Data points: nouning, zero plurals 8/9/10

From Peter Savodnik’s Talk of the Town piece “The Pictures: Blow-up” (New Yorker, 7/26/10), about Gail Boykewich, who makes life-like inflatable dolls (inflatables — note nouning of adjective, either directly or by truncation) for the movies:

Sitting in her studio in the woods [in Oakland, New Jersey], surrounded by paints, pliers, a staple gun, and books on human anatomy, she talked about how annoying it is when “background”–movie-speak for extras–tamper with her art work.

Here we have the count noun background ‘background actor/player’ derived by truncation and then given a zero plural — the verb agreement in “when “background” … tamper with her art work” shows that background in this clause is plural — rather than the regular -s plural (“when “backgrounds” … tamper with her art work”).

I haven’t been able to google up occurrences of the count noun background (singular or plural) in the film sense, because there are so many interfering factors. In particular, there’s the count noun background in a number of other senses, for instance in its use to mean ‘background design, design in the background’ (“You need a lighter background for your blog entries”), which has a regular plural backgrounds, as in this comment on a blog offering background designs for blogs:

Your backgrounds are to die for. (commenter Mima)

But on the very same blog another comment uses background as a zero plural:

Wow these background are fab, and for you do it for free is so kind of you. (commenter Kirsten)

So there probably are some filmic zero plurals out there too.

The topic of zero plurals is, of course, a vast one (periodically touched on in Language Log and here). There’s considerable variability, noun by noun, context by context, and speaker by speaker. Some of the noun-by-noun variability is not entirely idiosyncratic: zero plurals are especially common in certain semantic domains (for instance, names of animals, especially those hunted for food or sport, and names of foodstuffs).

4 Responses to “Data points: nouning, zero plurals 8/9/10”

  1. Rick Barr Says:

    The NYT is often correcting itself (on its blog) because the intrusion of a clause threw a sentence’s agreements into disarray. In this case, the em-dashed clause switches to plural (from background to extras), after which comes the verb. Is it possible that it is because of that clause that the verb was written as tamper and not as tampers?

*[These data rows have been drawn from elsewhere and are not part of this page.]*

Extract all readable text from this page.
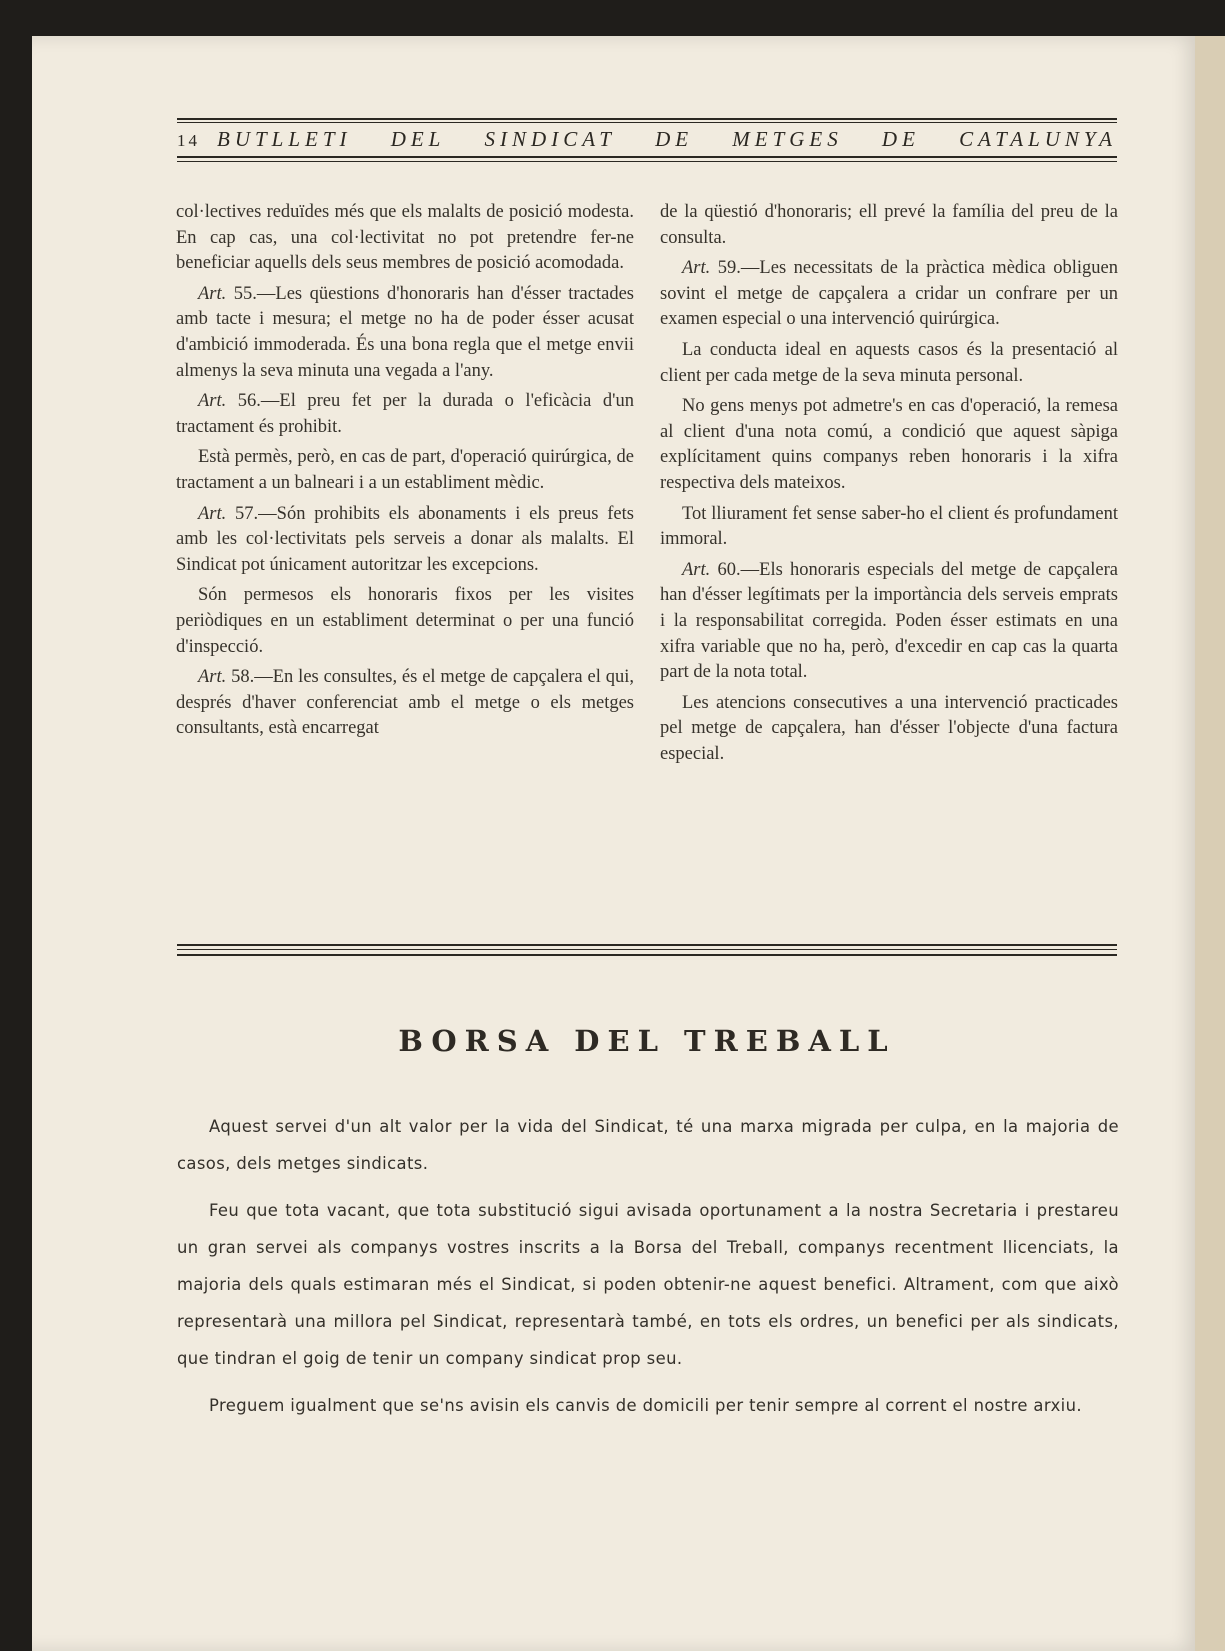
14 BUTLLETI DEL SINDICAT DE METGES DE CATALUNYA

col·lectives reduïdes més que els malalts de posició modesta. En cap cas, una col·lectivitat no pot pretendre fer-ne beneficiar aquells dels seus membres de posició acomodada.

Art. 55.—Les qüestions d'honoraris han d'ésser tractades amb tacte i mesura; el metge no ha de poder ésser acusat d'ambició immoderada. És una bona regla que el metge envii almenys la seva minuta una vegada a l'any.

Art. 56.—El preu fet per la durada o l'eficàcia d'un tractament és prohibit.

Està permès, però, en cas de part, d'operació quirúrgica, de tractament a un balneari i a un establiment mèdic.

Art. 57.—Són prohibits els abonaments i els preus fets amb les col·lectivitats pels serveis a donar als malalts. El Sindicat pot únicament autoritzar les excepcions.

Són permesos els honoraris fixos per les visites periòdiques en un establiment determinat o per una funció d'inspecció.

Art. 58.—En les consultes, és el metge de capçalera el qui, després d'haver conferenciat amb el metge o els metges consultants, està encarregat

de la qüestió d'honoraris; ell prevé la família del preu de la consulta.

Art. 59.—Les necessitats de la pràctica mèdica obliguen sovint el metge de capçalera a cridar un confrare per un examen especial o una intervenció quirúrgica.

La conducta ideal en aquests casos és la presentació al client per cada metge de la seva minuta personal.

No gens menys pot admetre's en cas d'operació, la remesa al client d'una nota comú, a condició que aquest sàpiga explícitament quins companys reben honoraris i la xifra respectiva dels mateixos.

Tot lliurament fet sense saber-ho el client és profundament immoral.

Art. 60.—Els honoraris especials del metge de capçalera han d'ésser legítimats per la importància dels serveis emprats i la responsabilitat corregida. Poden ésser estimats en una xifra variable que no ha, però, d'excedir en cap cas la quarta part de la nota total.

Les atencions consecutives a una intervenció practicades pel metge de capçalera, han d'ésser l'objecte d'una factura especial.

BORSA DEL TREBALL

Aquest servei d'un alt valor per la vida del Sindicat, té una marxa migrada per culpa, en la majoria de casos, dels metges sindicats.

Feu que tota vacant, que tota substitució sigui avisada oportunament a la nostra Secretaria i prestareu un gran servei als companys vostres inscrits a la Borsa del Treball, companys recentment llicenciats, la majoria dels quals estimaran més el Sindicat, si poden obtenir-ne aquest benefici. Altrament, com que això representarà una millora pel Sindicat, representarà també, en tots els ordres, un benefici per als sindicats, que tindran el goig de tenir un company sindicat prop seu.

Preguem igualment que se'ns avisin els canvis de domicili per tenir sempre al corrent el nostre arxiu.
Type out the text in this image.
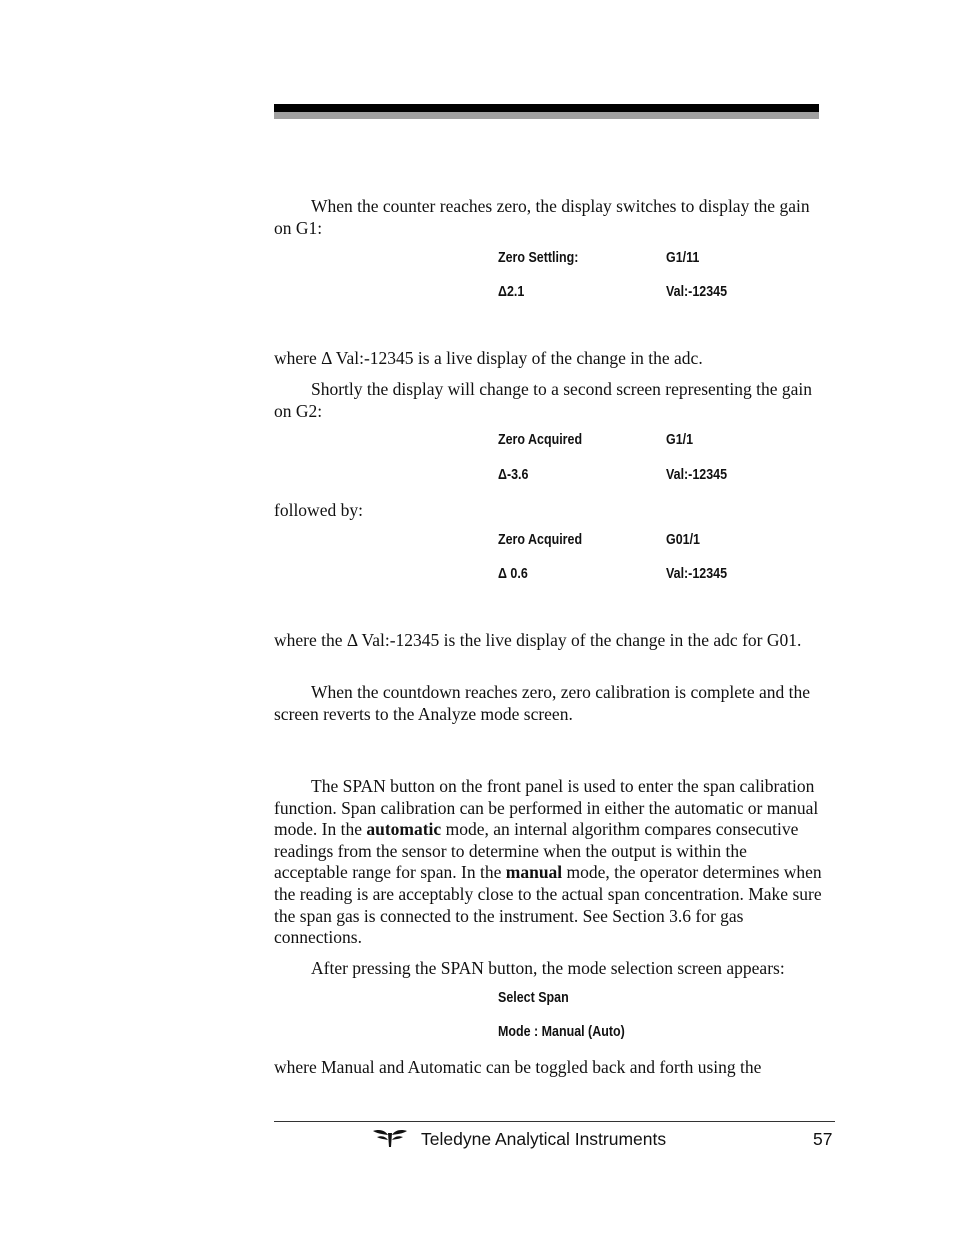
When the counter reaches zero, the display switches to display the gain on G1:

Zero Settling:	G1/11
Δ2.1	Val:-12345

where Δ Val:-12345 is a live display of the change in the adc.

Shortly the display will change to a second screen representing the gain on G2:

Zero Acquired	G1/1
Δ-3.6	Val:-12345

followed by:

Zero Acquired	G01/1
Δ 0.6	Val:-12345

where the Δ Val:-12345 is the live display of the change in the adc for G01.

When the countdown reaches zero, zero calibration is complete and the screen reverts to the Analyze mode screen.

The SPAN button on the front panel is used to enter the span calibration function. Span calibration can be performed in either the automatic or manual mode. In the automatic mode, an internal algorithm compares consecutive readings from the sensor to determine when the output is within the acceptable range for span. In the manual mode, the operator determines when the reading is are acceptably close to the actual span concentration. Make sure the span gas is connected to the instrument. See Section 3.6 for gas connections.

After pressing the SPAN button, the mode selection screen appears:

Select Span
Mode : Manual (Auto)

where Manual and Automatic can be toggled back and forth using the

Teledyne Analytical Instruments	57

In that case, it would be an inadvertent plural tamper, rather than a zero-plural background.

  2. arnold zwicky Says:

    To Rick Barr: For a few seconds, I was tempted to think of theNew Yorker example as just an inadvertent “agreement with nearest” error; as you say, these are very common, so common that I’ve largely stopped collecting examples.

    But I really can’t buy this analysis, because it assumes that without that parenthetical the writer would have used the singular tampers: “when background tampers with her art work” strikes me as just impossible.

    There are three ways in English to get singular agreement with a singular subject: (1) if the head noun is a singular count noun, with either (1a) individual or (1b) collective reference; and (2) if the head noun is a (singular) mass noun.

    (1a) is out because in the example we’re looking at, background clearly does not have individual reference, and if it did, it would normally require a determiner; except in special contexts, things like “Man talked to me” are ungrammatical.

    (1b), as in things like “The crowd is restive” can indirectly have reference to the individuals in a collectivity — but a count noun, even a collective one, still normally requires a determiner; *”Family is/are unhappy”.

    (2) is as close as you can get, and mass nouns don’t require a determiner — but mass nouns referring to human beings are very rare indeed.

    So I don’t see any way to get “when background tampers with her art work”, with background referring to extras, to fly, and I have to see background as plural.

  3. Entheta « Arnold Zwicky's Blog Says:

    […] Joe Clark has written me (presumably in my role as Zero-Plural Man, possibly because of my recent note on nouning and zero plurals in the case of the noun background ‘movie extras’) a message […]

  4. Rick S Says:

    Mass nouns referring to people may be rare, but I’m not so sure that blocks background (M) tampers. Referring to “extra players” as “background”, i.e. literally pushing them into the background, making them part of the scenery, is rather dehumanizing and de-individualizing. But I’m not sure if that’s the attitude adopted by the industry in general, or Boykewich/Savodnik in particular, when using the term, which I’d never encountered before this post. At any rate, after trying it out a few times with this attitude in mind I didn’t find it hard to read “background” as M.